Thursday, October 30, 2014

Horwath pledges to axe hydro HST

SUDBURY, Ont.—A New Democrat government would cut the provincial portion of the HST from residential hydro bills—an amount equal to about $120 a year for average homeowners, Ontario’s NDP leader Andrea Horwath said yesterday.
Campaigning in Northern Ontario, Horwath conceded the measure is modest but said it’s one easily implemented—starting in 2016.

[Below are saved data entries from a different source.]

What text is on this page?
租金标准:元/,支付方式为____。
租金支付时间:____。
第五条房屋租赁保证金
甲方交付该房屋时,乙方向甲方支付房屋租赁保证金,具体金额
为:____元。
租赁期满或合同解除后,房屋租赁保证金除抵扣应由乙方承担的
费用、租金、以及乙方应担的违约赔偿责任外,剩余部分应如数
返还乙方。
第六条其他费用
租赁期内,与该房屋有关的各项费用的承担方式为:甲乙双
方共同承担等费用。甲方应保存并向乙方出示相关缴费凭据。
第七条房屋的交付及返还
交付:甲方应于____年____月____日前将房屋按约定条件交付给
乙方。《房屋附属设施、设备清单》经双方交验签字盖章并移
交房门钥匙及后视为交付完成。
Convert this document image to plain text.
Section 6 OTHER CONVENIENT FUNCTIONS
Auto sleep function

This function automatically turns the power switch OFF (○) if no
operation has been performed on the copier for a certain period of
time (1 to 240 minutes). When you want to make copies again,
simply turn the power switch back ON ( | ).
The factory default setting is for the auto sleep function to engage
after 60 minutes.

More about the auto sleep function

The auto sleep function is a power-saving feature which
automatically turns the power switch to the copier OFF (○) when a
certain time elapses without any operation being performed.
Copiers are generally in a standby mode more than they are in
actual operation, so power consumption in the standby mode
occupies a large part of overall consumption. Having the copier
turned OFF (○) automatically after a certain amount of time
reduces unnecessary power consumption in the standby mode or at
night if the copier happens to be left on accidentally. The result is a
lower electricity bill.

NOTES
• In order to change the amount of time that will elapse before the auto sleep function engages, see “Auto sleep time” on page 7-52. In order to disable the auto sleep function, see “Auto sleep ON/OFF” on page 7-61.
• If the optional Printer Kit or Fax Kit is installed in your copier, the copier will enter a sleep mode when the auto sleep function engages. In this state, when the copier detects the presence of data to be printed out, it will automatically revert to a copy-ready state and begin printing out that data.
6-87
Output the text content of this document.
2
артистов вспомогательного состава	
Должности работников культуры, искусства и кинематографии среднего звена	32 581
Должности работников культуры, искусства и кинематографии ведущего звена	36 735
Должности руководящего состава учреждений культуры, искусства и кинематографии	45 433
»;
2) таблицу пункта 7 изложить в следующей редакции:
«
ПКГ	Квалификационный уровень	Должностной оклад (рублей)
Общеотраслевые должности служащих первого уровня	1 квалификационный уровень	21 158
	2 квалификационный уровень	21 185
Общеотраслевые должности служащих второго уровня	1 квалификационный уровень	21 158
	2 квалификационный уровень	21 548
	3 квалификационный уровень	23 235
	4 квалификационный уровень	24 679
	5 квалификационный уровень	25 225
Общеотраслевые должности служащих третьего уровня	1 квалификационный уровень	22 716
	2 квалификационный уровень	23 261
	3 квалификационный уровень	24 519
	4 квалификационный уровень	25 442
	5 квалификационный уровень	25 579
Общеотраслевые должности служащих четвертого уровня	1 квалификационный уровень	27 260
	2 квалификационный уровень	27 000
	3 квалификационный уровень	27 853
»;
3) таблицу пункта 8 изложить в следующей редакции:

“People are shocked when they open their electricity bills,” Horwath said in Thunder Bay.
“After 10 years in power, Liberals have left families paying some of the highest hydro bills in Canada,” she noted.
Horwath’s pledge came at the home of NDP supporter Jeff Caldwell, a working father, who said he would welcome the relief—equal to eight percent of energy bills.
His last hydro account, he said, cost $17 in HST and such amounts all add up.
“Where do we get this money?” Caldwell wondered.
“We’ve got other responsibilities other than paying for the Liberals’ mistakes—not mistakes, recklessness,” he added.
Ontario’s Liberal government concedes homeowners face a 33 percent hike in hydro rates over the next three years, but says that’s lower than previous government estimates.
The homeowner’s hydro complaint was similar in Sudbury, 1,000 km to the east, when Horwath stopped at a modest family home later in the day.
“We heat with hydro so our hydro bills are costly,” homeowner Chris Hallows told Horwath in his living room.
The Hallows estimate their monthly electricity charges at between $300 and $750—despite meticulous attempts at conservation.
In his campaign for the June 12 election, Progressive Conservative leader Tim Hudak pledged yesterday to cut the “bloated” bureaucracy, import energy from Quebec and the United States, and end subsidies for wind and solar power.
“Tim Hudak’s plan is to repeat the same hydro privatization schemes that drove up bills the last time the Conservatives were in power,” Horwath charged.
Horwath said she also wants more control of what Ontario earns when it exports power, and said an NDP government would not invest in new nuclear power facilities.
She also said she would honour current contracts, including those that subsidize wind and solar power.